Wers Waste has a waste collection permit, number NWCPO-09-03608-06, which was issued, as all collection permits are, by the Waste Collection Permit Office in Tullamore, Co Offaly.
This permit allows the company to operate in every county in the State, collecting a wide range of material including municipal waste, construction and demolition waste, and other material such as wood, glass, plastic, paper and cardboard.
Prior to expanding into Donegal, Wers’s main focus was a wheelie-bin service covering north Galway, south Mayo and south Roscommon.
However, permits to operate a waste facility are issued by individual local authorities and Wers does not have one.
The company did not respond to email and telephone queries from The Irish Times.
A spokeswoman for Galway County Council confirmed that “Wers Waste do not have a valid waste facility permit in place at present”. She added “Galway County Council do not use the facility at present.”
It is understood, however, that the council, which is the statutory authority for waste management within Galway county as well as being the facility permit issuer, was itself a customer of the unlicensed facility until very recently.

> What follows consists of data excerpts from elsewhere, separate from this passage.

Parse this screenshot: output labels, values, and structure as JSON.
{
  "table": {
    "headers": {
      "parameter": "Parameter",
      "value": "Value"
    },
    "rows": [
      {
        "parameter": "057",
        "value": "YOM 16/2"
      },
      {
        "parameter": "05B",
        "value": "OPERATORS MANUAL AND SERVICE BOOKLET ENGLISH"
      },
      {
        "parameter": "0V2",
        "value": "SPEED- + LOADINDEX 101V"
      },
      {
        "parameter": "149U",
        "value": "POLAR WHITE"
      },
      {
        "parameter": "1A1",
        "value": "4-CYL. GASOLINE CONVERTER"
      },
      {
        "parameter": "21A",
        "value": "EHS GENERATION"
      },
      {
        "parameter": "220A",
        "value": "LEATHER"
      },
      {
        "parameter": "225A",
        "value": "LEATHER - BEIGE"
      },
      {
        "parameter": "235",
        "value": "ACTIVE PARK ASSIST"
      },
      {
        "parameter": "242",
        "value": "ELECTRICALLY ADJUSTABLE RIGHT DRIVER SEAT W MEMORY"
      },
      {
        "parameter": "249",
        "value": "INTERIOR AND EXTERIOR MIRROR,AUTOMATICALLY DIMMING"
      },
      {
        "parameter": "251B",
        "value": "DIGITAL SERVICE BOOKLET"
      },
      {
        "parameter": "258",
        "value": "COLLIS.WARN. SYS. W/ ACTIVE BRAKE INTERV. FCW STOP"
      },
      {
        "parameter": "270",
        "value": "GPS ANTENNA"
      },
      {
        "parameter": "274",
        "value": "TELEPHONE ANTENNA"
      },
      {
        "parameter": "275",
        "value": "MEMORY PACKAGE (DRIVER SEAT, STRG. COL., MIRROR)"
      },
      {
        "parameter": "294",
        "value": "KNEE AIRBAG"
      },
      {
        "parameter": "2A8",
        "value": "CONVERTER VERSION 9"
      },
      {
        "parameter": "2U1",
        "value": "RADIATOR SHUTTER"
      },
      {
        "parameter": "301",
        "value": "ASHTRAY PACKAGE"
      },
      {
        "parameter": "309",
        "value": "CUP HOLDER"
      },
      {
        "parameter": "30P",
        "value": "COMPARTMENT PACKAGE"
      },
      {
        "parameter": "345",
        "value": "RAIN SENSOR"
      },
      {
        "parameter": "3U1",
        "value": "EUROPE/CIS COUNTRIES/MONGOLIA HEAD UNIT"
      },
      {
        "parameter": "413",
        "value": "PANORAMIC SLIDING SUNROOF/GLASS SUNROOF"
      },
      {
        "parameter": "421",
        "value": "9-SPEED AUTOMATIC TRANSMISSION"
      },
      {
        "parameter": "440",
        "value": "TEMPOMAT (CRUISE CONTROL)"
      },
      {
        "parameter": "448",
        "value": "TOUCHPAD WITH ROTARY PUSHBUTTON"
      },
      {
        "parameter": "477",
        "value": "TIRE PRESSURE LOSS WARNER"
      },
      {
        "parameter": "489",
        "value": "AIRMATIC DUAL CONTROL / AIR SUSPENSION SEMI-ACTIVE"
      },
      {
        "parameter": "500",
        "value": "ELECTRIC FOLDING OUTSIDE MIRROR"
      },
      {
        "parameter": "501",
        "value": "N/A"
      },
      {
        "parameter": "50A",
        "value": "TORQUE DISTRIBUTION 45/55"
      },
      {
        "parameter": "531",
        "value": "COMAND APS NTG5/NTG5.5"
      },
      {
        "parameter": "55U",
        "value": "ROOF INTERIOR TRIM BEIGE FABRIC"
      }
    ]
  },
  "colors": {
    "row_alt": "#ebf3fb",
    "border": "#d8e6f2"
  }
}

It is believed the council stopped using the facility only after an intervention by the Waste Enforcement Regional Lead Authority (Werla).
Werla’s function is to see that laws and regulations relating to waste disposal are enforced by local authorities and done so uniformly across the State. The authority has played a major role in moves against Mr Ferry.
It is believed that after Werla intervened with Galway County Council, an instruction was issued internally that the Wers Waste facility was not to be used any more by the council nor anyone contracted by it.
It is understood the council has initiated legal proceedings against Wers Waste which could result in the facility having to close.
Wers Waste’s website was updated late last week, and a letter to customers, published on the site and dated August 1st, appears to confirm Mr Ferry’s answering-machine message. The letter says Wers has “acquired the Ferry’s Refuse Household & Commercial Waste Collection service in Donegal”.
Galway County Council did not answer when asked when it ceased using the Wers Waste facility in Tuam and the circumstances of its learning it was illegal.
Donegal County Council’s case against Mr Ferry is back in court on August 22nd.